The extension of the emergency laws have paved the way for abuses of power by the police. An infamous Youtube video shows police chasing a young man with truncheons, even as he backs away with his hands out, clearly in a frightened attempt to surrender. In May, police fired on peaceful demonstrators, resulting in two deaths. Countless journalists have disappeared or been assassinated by state thugs. Political dissidents have been kidnapped and hauled off in white vans. The “state of emergency” ensures these disappearances remain inconspicuous by legalizing burial without a post-mortem. The emergency measures also empower authorities to hold suspects in jail for up to a year without trial, which has given it leverage to detain suspected former LTTE for years on unproven charges. A special extension of the Prevention of Terrorism Act (PTA), will allow this practice to continue even after the emergency laws expire. While the termination of the emergency laws will likely curb military and police brutality, it remains to be seen whether arrested LTTE will ever have their day in court, or whether freedom of the press will ever exist in Sri Lanka.

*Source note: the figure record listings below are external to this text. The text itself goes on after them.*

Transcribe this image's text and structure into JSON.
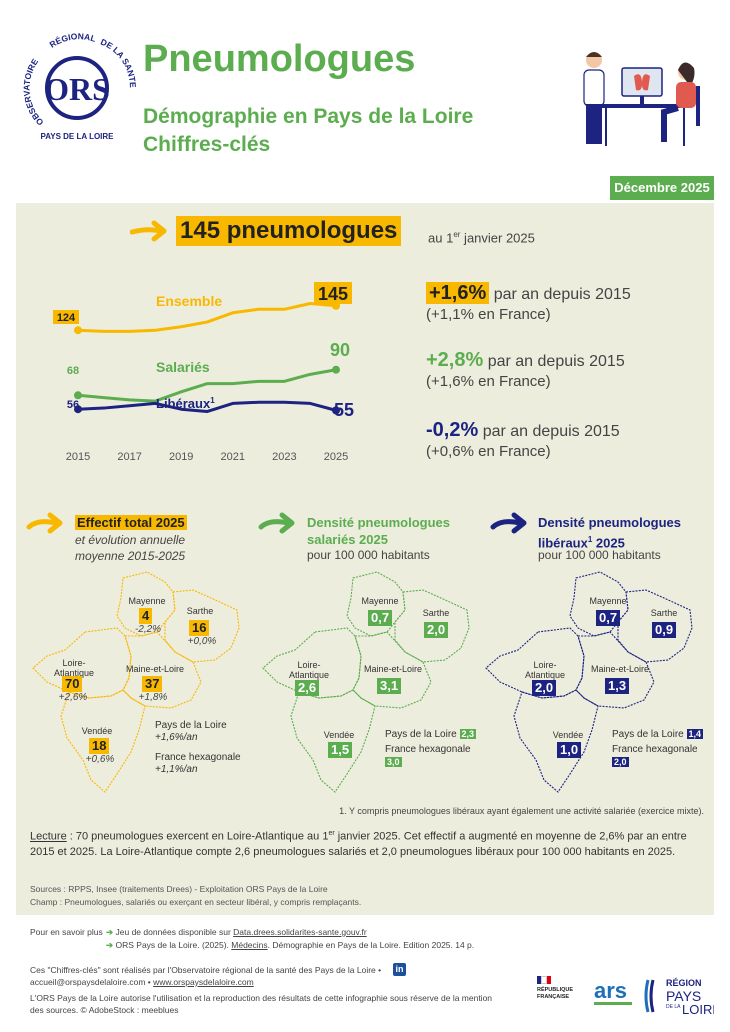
{
  "logo": {
    "arc_text_left": "OBSERVATOIRE",
    "arc_text_top": "RÉGIONAL",
    "arc_text_right": "DE LA SANTÉ",
    "bottom_text": "PAYS DE LA LOIRE",
    "mark": "ORS"
  },
  "header": {
    "title": "Pneumologues",
    "subtitle_line1": "Démographie en Pays de la Loire",
    "subtitle_line2": "Chiffres-clés",
    "date": "Décembre 2025"
  },
  "headline": {
    "count": "145 pneumologues",
    "suffix_pre": "au 1",
    "suffix_sup": "er",
    "suffix_post": " janvier 2025"
  },
  "trend": {
    "label_ensemble": "Ensemble",
    "label_salaries": "Salariés",
    "label_liberaux": "Libéraux",
    "liberaux_sup": "1",
    "start_ensemble": "124",
    "start_salaries": "68",
    "start_liberaux": "56",
    "end_ensemble": "145",
    "end_salaries": "90",
    "end_liberaux": "55",
    "x_ticks": [
      "2015",
      "2017",
      "2019",
      "2021",
      "2023",
      "2025"
    ]
  },
  "chart_data": {
    "type": "line",
    "x": [
      2015,
      2016,
      2017,
      2018,
      2019,
      2020,
      2021,
      2022,
      2023,
      2024,
      2025
    ],
    "xlim": [
      2015,
      2025
    ],
    "ylim": [
      45,
      150
    ],
    "series": [
      {
        "name": "Ensemble",
        "color": "#f9b800",
        "values": [
          124,
          123,
          123,
          124,
          127,
          131,
          139,
          142,
          142,
          147,
          145
        ]
      },
      {
        "name": "Salariés",
        "color": "#5cad4f",
        "values": [
          68,
          66,
          64,
          63,
          71,
          78,
          78,
          80,
          80,
          86,
          90
        ]
      },
      {
        "name": "Libéraux",
        "color": "#1c2380",
        "values": [
          56,
          57,
          59,
          61,
          56,
          54,
          61,
          62,
          62,
          61,
          55
        ]
      }
    ]
  },
  "stats": [
    {
      "value": "+1,6%",
      "text": " par an depuis 2015",
      "sub": "(+1,1% en France)"
    },
    {
      "value": "+2,8%",
      "text": " par an depuis 2015",
      "sub": "(+1,6% en France)"
    },
    {
      "value": "-0,2%",
      "text": " par an depuis 2015",
      "sub": "(+0,6% en France)"
    }
  ],
  "section1": {
    "title": "Effectif total 2025",
    "sub_line1": "et évolution annuelle",
    "sub_line2": "moyenne 2015-2025"
  },
  "section2": {
    "title_line1": "Densité pneumologues",
    "title_line2": "salariés 2025",
    "sub": "pour 100 000 habitants"
  },
  "section3": {
    "title_line1": "Densité pneumologues",
    "title_line2_pre": "libéraux",
    "title_sup": "1",
    "title_line2_post": " 2025",
    "sub": "pour 100 000 habitants"
  },
  "depts": {
    "mayenne": "Mayenne",
    "sarthe": "Sarthe",
    "loire_atl_1": "Loire-",
    "loire_atl_2": "Atlantique",
    "maine": "Maine-et-Loire",
    "vendee": "Vendée"
  },
  "map1": {
    "mayenne": {
      "value": "4",
      "evo": "-2,2%"
    },
    "sarthe": {
      "value": "16",
      "evo": "+0,0%"
    },
    "loire_atl": {
      "value": "70",
      "evo": "+2,6%"
    },
    "maine": {
      "value": "37",
      "evo": "+1,8%"
    },
    "vendee": {
      "value": "18",
      "evo": "+0,6%"
    },
    "pdl_label": "Pays de la Loire",
    "pdl_evo": "+1,6%/an",
    "fr_label": "France hexagonale",
    "fr_evo": "+1,1%/an"
  },
  "map2": {
    "mayenne": "0,7",
    "sarthe": "2,0",
    "loire_atl": "2,6",
    "maine": "3,1",
    "vendee": "1,5",
    "pdl_label": "Pays de la Loire",
    "pdl_value": "2,3",
    "fr_label": "France hexagonale",
    "fr_value": "3,0"
  },
  "map3": {
    "mayenne": "0,7",
    "sarthe": "0,9",
    "loire_atl": "2,0",
    "maine": "1,3",
    "vendee": "1,0",
    "pdl_label": "Pays de la Loire",
    "pdl_value": "1,4",
    "fr_label": "France hexagonale",
    "fr_value": "2,0"
  },
  "footnote": "1. Y compris pneumologues libéraux ayant également une activité salariée (exercice mixte).",
  "lecture": {
    "label": "Lecture",
    "text_pre": " : 70 pneumologues exercent en Loire-Atlantique au 1",
    "sup": "er",
    "text_post": " janvier 2025. Cet effectif a augmenté en moyenne de 2,6% par an entre 2015 et 2025. La Loire-Atlantique compte 2,6 pneumologues salariés et 2,0 pneumologues libéraux pour 100 000 habitants en 2025."
  },
  "sources": {
    "line1": "Sources : RPPS, Insee (traitements Drees) - Exploitation ORS Pays de la Loire",
    "line2": "Champ : Pneumologues, salariés ou exerçant en secteur libéral, y compris remplaçants."
  },
  "footer": {
    "more_label": "Pour en savoir plus",
    "link1_pre": "Jeu de données disponible sur ",
    "link1_url": "Data.drees.solidarites-sante.gouv.fr",
    "link2_pre": "ORS Pays de la Loire. (2025). ",
    "link2_title": "Médecins",
    "link2_post": ". Démographie en Pays de la Loire. Edition 2025. 14 p.",
    "credit_line1": "Ces \"Chiffres-clés\" sont réalisés par l'Observatoire régional de la santé des Pays de la Loire •",
    "credit_email": "accueil@orspaysdelaloire.com",
    "credit_sep": " • ",
    "credit_site": "www.orspaysdelaloire.com",
    "credit_line3": "L'ORS Pays de la Loire autorise l'utilisation et la reproduction des résultats de cette infographie sous réserve de la mention des sources. © AdobeStock : meeblues",
    "linkedin": "in",
    "rf_line1": "RÉPUBLIQUE",
    "rf_line2": "FRANÇAISE",
    "ars": "ars",
    "region_line1": "RÉGION",
    "region_line2": "PAYS",
    "region_line3": "DE LA",
    "region_line4": "LOIRE"
  }
}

To revisit our opening quote, which is the “slippier slope?”: (a) over-concern about respecting civil liberties frightening police into laxity, and society devolving into chaos? or, (b) police gaining too much free reign to stomp out human rights, and society falling into the grips of tyranny? This question applies both to police and to military forces working domestically. In most democracies, members of the police and the military are not elected, and therefore cannot be held directly accountable to the everyman. This is probably for the best. Those who reach the highest echelons of military authority should not rely on the whims of the capricious public; and it would be worrying to live in a society where a police chief might be tempted to dismiss a prisoner in exchange for a generous campaign donation. But the power of the gun-wielders should not be underestimated. Politicians decide the rules, but they would be hollow absent enforcement. On the other hand, poking too many holes in police and military power might allow criminals to fall through the cracks.

Political philosopher Thomas Hobbes taught us that in order to live peacefully without always wearing a holster, we have to surrender some free will and entrust the state with our safety. But when we agree to our “social contracts,” how much power should we sign over?